What’s your story?
I’m a bit of a compulsive people watcher and what amuses me the most is the random snippets of conversation you overhear in the street or in cafés and so on. On Saturday, walking through Oxford, I caught this gem: “…..And my legs were full of lactic acid….” Once I’d finished giggling enough to explain to my companions what I was laughing at, I started speculating about what was behind that remark. We went off at all sorts of tangents and by the time we got home, the story in my head had taken on epic proportions of utter silliness. It happens in pubs and railway stations and bus stops: I hear a little snatch of a tale and I make the rest up.
But real stories are a different matter.
Real stories are the ones we tell about ourselves and our lives and I am of the opinion that these are the stories that create and sustain the world. The wonderful film The Imaginarium of Dr Parnassus (by Terry Gilliam )and featuring some of the world’s finest actors) has this as it’s basic premise, that stories are what keep the world going.
I’m not talking about anything mystical (well not very) but rather about the fact that memory is created more strongly by repetition and by the creation of a narrative about events, so that the memory is strengthened by the telling and relationships are formed and reinforced by the sharing of personal stories. There’s a growing awareness that good relationships(whether with a romantic partner or friends or family) are enhanced by the bringing of new experiences into that forum. The inevitable question, “How was your day, honey?” is so often a formality. We brush it off, as unimportant and move on to anaesthetising our brains with TV or whatever anodyne does it for you and then wonder why we never seem to talk any more.

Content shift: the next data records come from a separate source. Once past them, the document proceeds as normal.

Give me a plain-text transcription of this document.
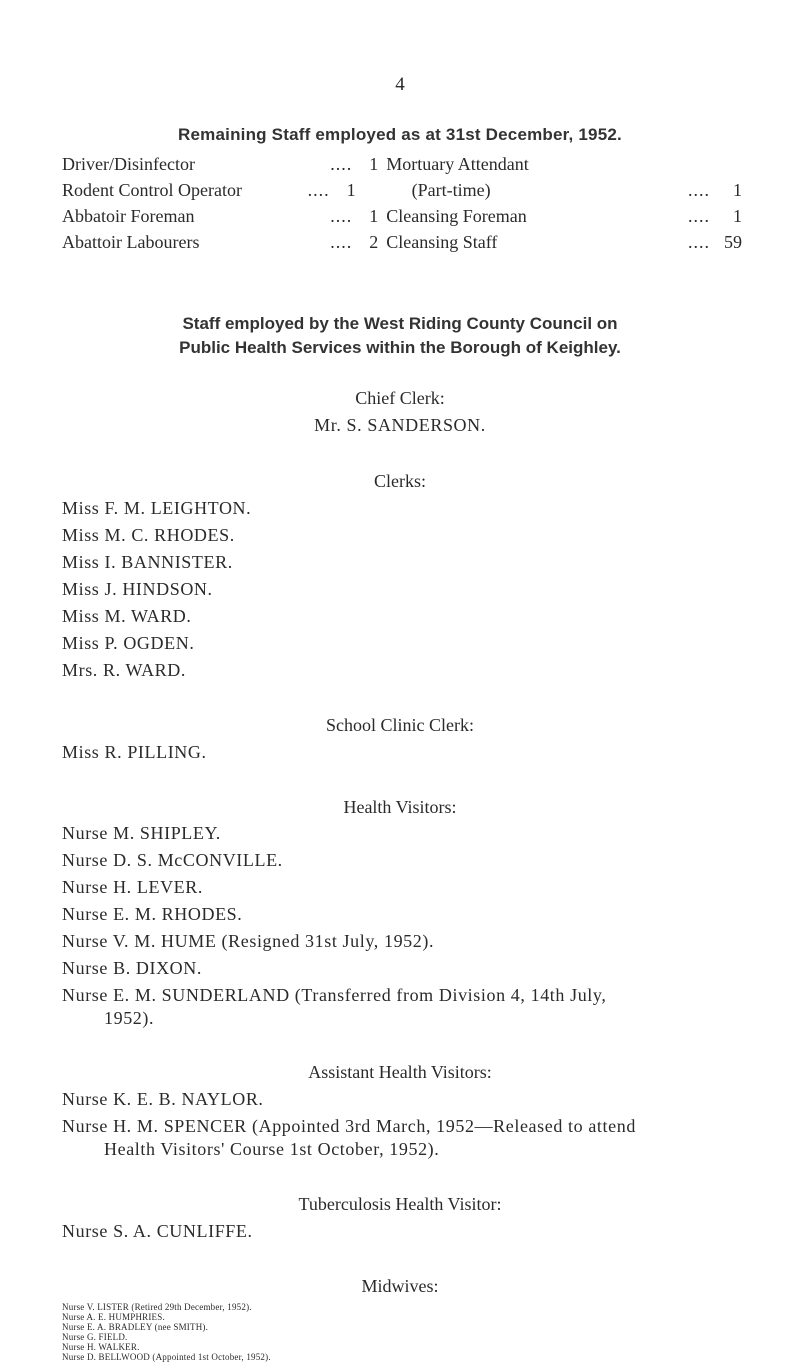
4
Remaining Staff employed as at 31st December, 1952.
Driver/Disinfector	.... 1 Mortuary Attendant
Rodent Control Operator	.... 1	(Part-time)	....	1
Abbatoir Foreman	.... 1 Cleansing Foreman	....	1
Abattoir Labourers	.... 2 Cleansing Staff	.... 59
Staff employed by the West Riding County Council on
Public Health Services within the Borough of Keighley.
Chief Clerk:
Mr. S. SANDERSON.
Clerks:
Miss F. M. LEIGHTON.
Miss M. C. RHODES.
Miss I. BANNISTER.
Miss J. HINDSON.
Miss M. WARD.
Miss P. OGDEN.
Mrs. R. WARD.
School Clinic Clerk:
Miss R. PILLING.
Health Visitors:
Nurse M. SHIPLEY.
Nurse D. S. McCONVILLE.
Nurse H. LEVER.
Nurse E. M. RHODES.
Nurse V. M. HUME (Resigned 31st July, 1952).
Nurse B. DIXON.
Nurse E. M. SUNDERLAND (Transferred from Division 4, 14th July,
1952).
Assistant Health Visitors:
Nurse K. E. B. NAYLOR.
Nurse H. M. SPENCER (Appointed 3rd March, 1952—Released to attend
Health Visitors' Course 1st October, 1952).
Tuberculosis Health Visitor:
Nurse S. A. CUNLIFFE.
Midwives:
Nurse V. LISTER (Retired 29th December, 1952).
Nurse A. E. HUMPHRIES.
Nurse E. A. BRADLEY (nee SMITH).
Nurse G. FIELD.
Nurse H. WALKER.
Nurse D. BELLWOOD (Appointed 1st October, 1952).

Not only is personal story telling important to relationships, it’s also vital for our mental health. It’s not just the telling either. Over the years I have seen a fair number of mental health practitioners, from counsellors to consultant psychiatrists and the ones I felt were most on the button were the ones who encouraged me to tell them my story. But it’s not just about having told it, it’s about the reaction. The questions, the analysis of events and of motives and results are just as important. It’s just as much about the listener as the teller of the story. Because the story changes ever so subtly when the listener asks the right question. “Do you think that’s what he meant to do?” makes you review your memory and search it for more clues to the puzzle. “How did that make you feel? How do you feel now?” bring you to look again at the strength of a painful memory.
It’s also probably why bloggers release their work for others to read; the insights of others can shed vital light on our stories. It’s not about egotism, as such, but about seeking the whys of our lives. Knowing someone else has read our thoughts, our stories, can take some of the sting away from past hurts; sharing our stories brings out our common humanity and forges bonds of understanding between people.
So it’s a natural progression when someone has hurt us, and we cannot understand why, to start to ask, “What’s their story?” and if it’s not possible to actually find out from them, then to improvise possible reasons why. To some degree this is what psychology is about, the need to understand someone’s back story, their whys. I’m usually very surprised to discover that my improvised version of someone’s back story is often very close to their real story, but by then, it’s not usually a problem. If I can find a way to explain and understand hurtful behaviour, then I can forgive and move on more readily.
German philosopher Goethe once wrote, “That which we understand, we do not blame,” and I don’t think I can improve on his words at all.
So, each day, with the people you meet, the ones you pass in the street, the ones you work with and the people (especially these ones) who rub you up the wrong way, just look at them and ask silently, “What’s your story?”
You never know, one day they might actually tell you it.